There were several limitations of the current study that must be considered. First, we had a relatively small sample size and, therefore, we may have had limited power to detect all possible correlates. However, we should note that despite the small sample size our effect sizes were medium to large, suggesting that even with the small sample we had robust findings. Second, we did not assess all possible correlates. For example, given that a diagnosis of major depressive disorder, PTSD, and obsessive–compulsive disorder was associated with higher levels of food anxiety, it would have been interesting to test if levels of obsessions, compulsions, or depression (i.e., measured dimensionally) were correlates of food anxiety. It also would have been important to include food intake and psychotropic medication usage as a possible correlate or confound. Additionally, anxiety was measured in a group setting which might impact reporting. We hope that future research will include these types of assessments in a similar intervention. Despite these limitations, this study represents a first step in our understanding of food anxiety. We hope that future researchers will consider exploring this type of anxiety in larger samples and across treatment interventions.

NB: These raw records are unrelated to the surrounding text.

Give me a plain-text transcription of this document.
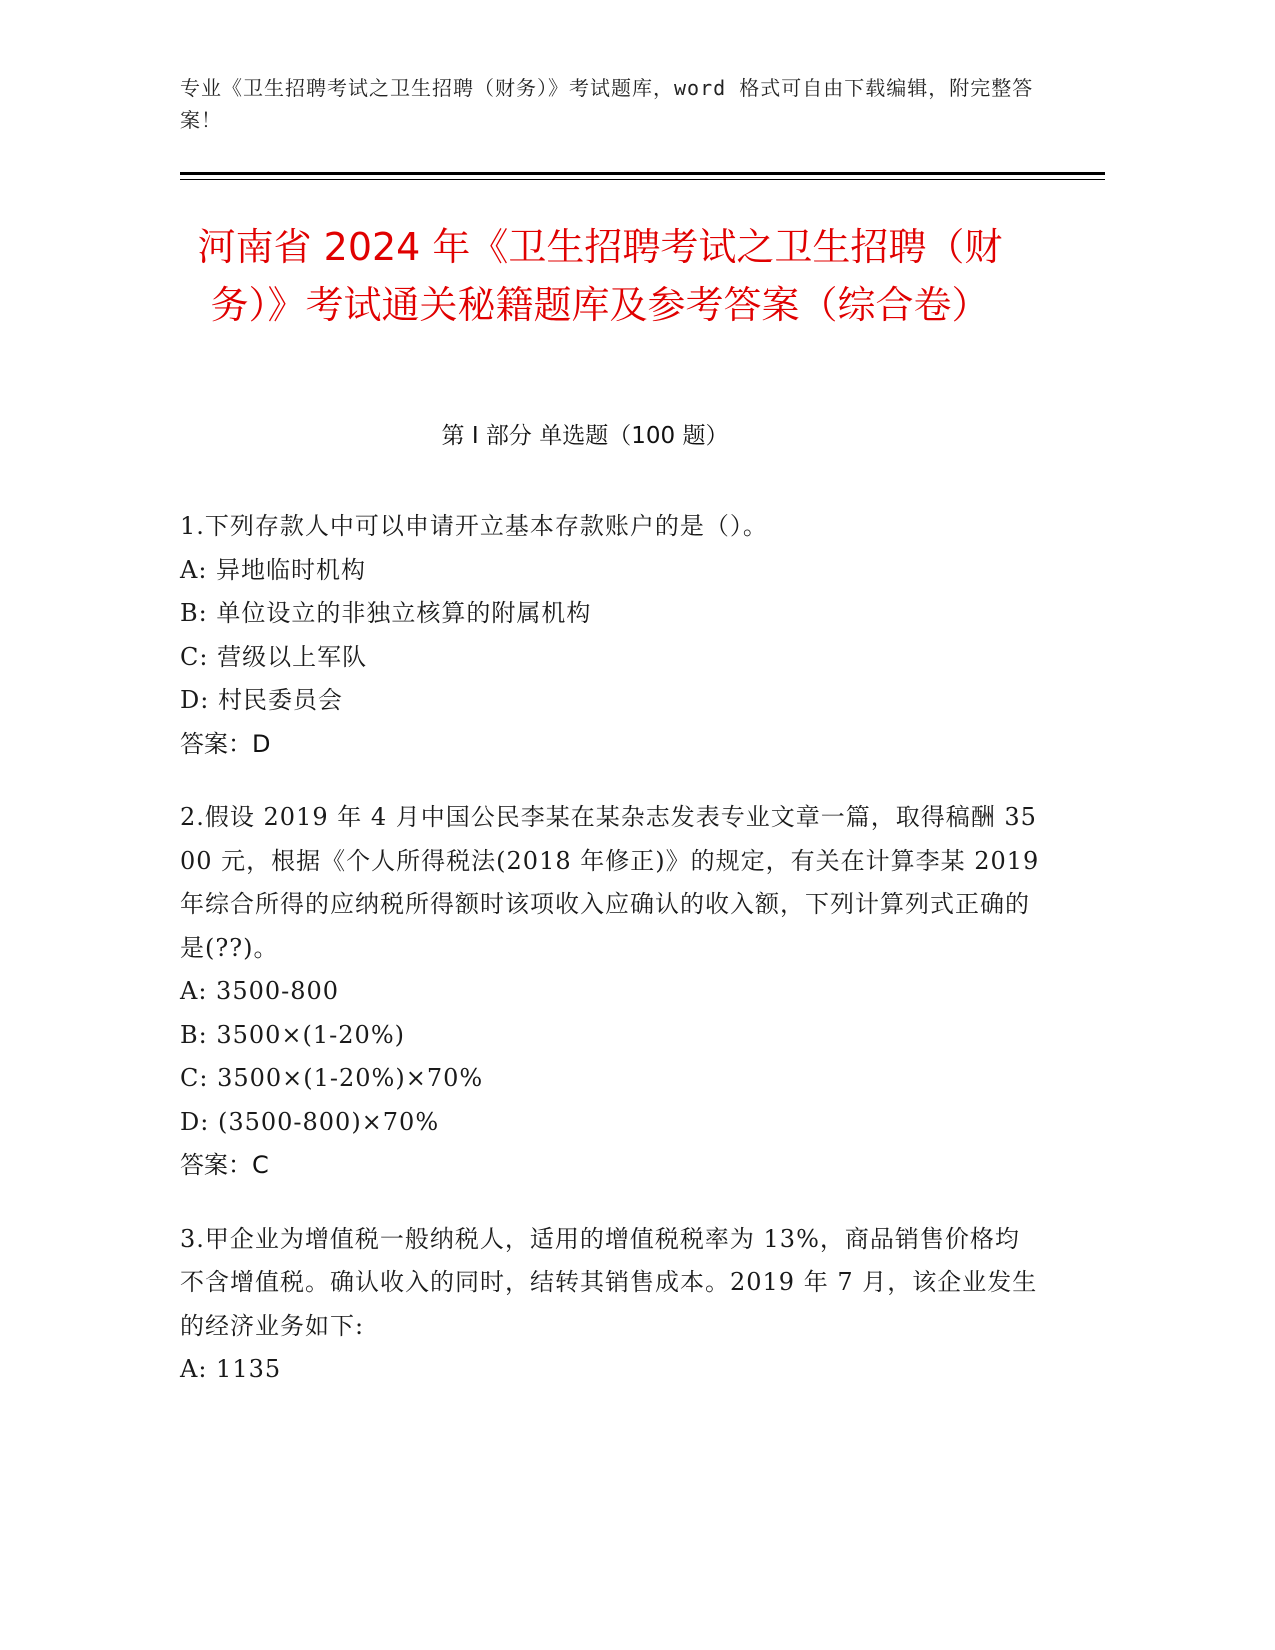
专业《卫生招聘考试之卫生招聘（财务）》考试题库，word 格式可自由下载编辑，附完整答案！
河南省 2024 年《卫生招聘考试之卫生招聘（财务）》考试通关秘籍题库及参考答案（综合卷）
第 I 部分 单选题（100 题）
1.下列存款人中可以申请开立基本存款账户的是（）。
A: 异地临时机构
B: 单位设立的非独立核算的附属机构
C: 营级以上军队
D: 村民委员会
答案：D
2.假设 2019 年 4 月中国公民李某在某杂志发表专业文章一篇，取得稿酬 3500 元，根据《个人所得税法(2018 年修正)》的规定，有关在计算李某 2019 年综合所得的应纳税所得额时该项收入应确认的收入额，下列计算列式正确的是(??)。
A: 3500-800
B: 3500×(1-20%)
C: 3500×(1-20%)×70%
D: (3500-800)×70%
答案：C
3.甲企业为增值税一般纳税人，适用的增值税税率为 13%，商品销售价格均不含增值税。确认收入的同时，结转其销售成本。2019 年 7 月，该企业发生的经济业务如下:
A: 1135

We think that there are several implications that stem from this research. As alluded to above, it could be that targeting individual personality and clinical correlates such as social anxiety and perfectionism could help maximize the benefits of exposure therapy. For example, exposure interventions are effective for social anxiety (e.g., Heimberg et al. [17]) and could be modified to specifically address social appearance anxiety. Recent research also shows that group interventions for perfectionism can reduce disordered eating behaviors [26]. Individuals who present with high levels of these clinical and personality correlates could participate in an adjunctive treatment that targets perfectionism and social anxiety, as well as utilizing exposures for food anxiety. Another crucial implication is that clinicians utilizing exposure therapy should assess anxiety before, during, and after the meal, as these types of anxiety appear to be unique and have several distinctive characterizing factors.

Overall, we found that there were several unique correlates of food anxiety. In particular, we found that social appearance anxiety, BMI, concern over mistakes, and trust were of specific relevance to food anxiety. We hope that future researchers will continue to address this important type of anxiety, which will hopefully lead to novel interventions designed to address the suffering associated with ED.